Making Work Enjoyable and Productive
According to the Gallup organization, people who have a best friend at work are seven times more likely to be engaged in their jobs. But it doesn’t have to be a “BFF”, simply have a good friend in the workplace are more likely to be happy. What’s more, good work relationships are linked to better customer engagement and increased profit.
Why Have Good Work Relationships?
Human beings are naturally social creatures. And when you consider that we spend one-third of our lives at work, it’s clear that good relationships with colleagues will make our jobs more enjoyable.
The more comfortable co-workers are around one other, the more confident they’ll feel voicing opinions, brainstorming and going along with new ideas. This level of teamwork is essential to embrace change, create and innovate. And when people see the successes of working together in this way, group morale and productivity soars.
Good work relationships also give you freedom. Instead of spending time and energy dealing with negative relationships, you can, instead, focus on opportunities – from winning new business to focusing on personal development. And having a strong professional circle will also help you to develop your career, opening up opportunities that otherwise might pass you by.
Defining a Good Relationship
A good work relationship requires trust, respect, self-awareness, inclusion and open communication. Let’s explore each of these characteristics.
- Trust: when you trust your team members, you can be open and honest in your thoughts and actions. And you don’t have to waste time or energy “watching your back.”
- Respect: teams working together with mutual respect value one another’s input, and find solutions based on collective insight, wisdom and creativity.
- Self Awareness: this means taking responsibility for your words and actions, and not letting your own negative emotions impact the people around you.
- Inclusion: don’t just accept diverse people and opinions, but welcome them! For instance, when your colleagues offer different opinions from yours, factor their insights and perspective into your decision-making.

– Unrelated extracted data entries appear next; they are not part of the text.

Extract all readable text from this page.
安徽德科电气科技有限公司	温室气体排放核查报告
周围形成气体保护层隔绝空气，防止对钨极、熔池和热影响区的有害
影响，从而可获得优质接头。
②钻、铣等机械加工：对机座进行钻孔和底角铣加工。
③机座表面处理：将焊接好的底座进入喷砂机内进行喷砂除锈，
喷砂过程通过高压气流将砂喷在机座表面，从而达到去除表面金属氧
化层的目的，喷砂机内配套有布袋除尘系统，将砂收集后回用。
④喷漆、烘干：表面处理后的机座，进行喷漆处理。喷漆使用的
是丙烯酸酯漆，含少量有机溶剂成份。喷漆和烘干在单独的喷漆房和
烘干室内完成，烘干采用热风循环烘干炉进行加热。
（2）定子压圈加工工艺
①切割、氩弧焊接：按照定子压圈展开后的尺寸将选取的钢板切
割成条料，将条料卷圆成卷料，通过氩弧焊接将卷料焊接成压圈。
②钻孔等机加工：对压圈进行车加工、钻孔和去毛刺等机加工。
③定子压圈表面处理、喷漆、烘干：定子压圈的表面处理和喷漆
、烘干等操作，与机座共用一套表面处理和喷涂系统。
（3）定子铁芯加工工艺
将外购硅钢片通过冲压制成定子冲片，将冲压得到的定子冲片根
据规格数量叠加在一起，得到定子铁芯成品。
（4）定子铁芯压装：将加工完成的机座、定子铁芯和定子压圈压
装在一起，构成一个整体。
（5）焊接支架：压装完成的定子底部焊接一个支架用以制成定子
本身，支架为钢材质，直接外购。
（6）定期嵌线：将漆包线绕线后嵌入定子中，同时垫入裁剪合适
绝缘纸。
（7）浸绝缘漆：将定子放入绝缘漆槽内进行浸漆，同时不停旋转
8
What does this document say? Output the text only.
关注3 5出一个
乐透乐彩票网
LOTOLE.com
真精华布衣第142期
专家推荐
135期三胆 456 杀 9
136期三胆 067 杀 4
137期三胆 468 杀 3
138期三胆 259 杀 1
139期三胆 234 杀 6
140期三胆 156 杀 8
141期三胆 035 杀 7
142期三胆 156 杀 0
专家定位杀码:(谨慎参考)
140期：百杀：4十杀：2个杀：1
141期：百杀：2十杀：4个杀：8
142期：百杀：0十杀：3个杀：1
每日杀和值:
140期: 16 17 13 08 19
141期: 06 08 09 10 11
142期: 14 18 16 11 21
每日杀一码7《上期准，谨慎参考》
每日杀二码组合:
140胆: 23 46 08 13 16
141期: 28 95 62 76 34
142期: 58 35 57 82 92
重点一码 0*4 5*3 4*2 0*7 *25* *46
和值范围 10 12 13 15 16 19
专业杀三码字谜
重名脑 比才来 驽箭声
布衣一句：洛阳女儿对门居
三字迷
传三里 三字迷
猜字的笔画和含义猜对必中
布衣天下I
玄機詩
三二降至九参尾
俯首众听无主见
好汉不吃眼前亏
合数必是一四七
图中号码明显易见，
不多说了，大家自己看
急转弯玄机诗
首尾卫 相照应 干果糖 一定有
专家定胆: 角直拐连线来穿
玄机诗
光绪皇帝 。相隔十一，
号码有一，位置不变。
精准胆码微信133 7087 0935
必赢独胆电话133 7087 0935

- Open communication: all good relationships depend on open, honest communication. Whether you’re sending emails, or meeting face-to-face or on video calls, the more effectively you communicate with those around you, the better you’ll connect.
Which Work Relationships Are Important?
Although you should try to build and maintain good working relationships with everyone, some deserve extra attention. Like the relationship between a boss and employee. A manager alone can account for up to 70% of a team’s engagement.
Regular one-on-ones let managers build relationships with employees. At these catch ups, you can show how an individual’s work fits with the organization’s “bigger picture,” understand their strengths, and help them identify areas to develop.
You can also explore managing upwards, to analyse how your own manager prefers to work, anticipate their needs and adapt your approach for a smoother relationship.
You’ll also benefit from developing good work relationships with key stakeholders. These are the people who have a stake in your success or failure, such as customers, suppliers and your team. Forming a bond with them will help you to ensure that your projects – and career – stay on track.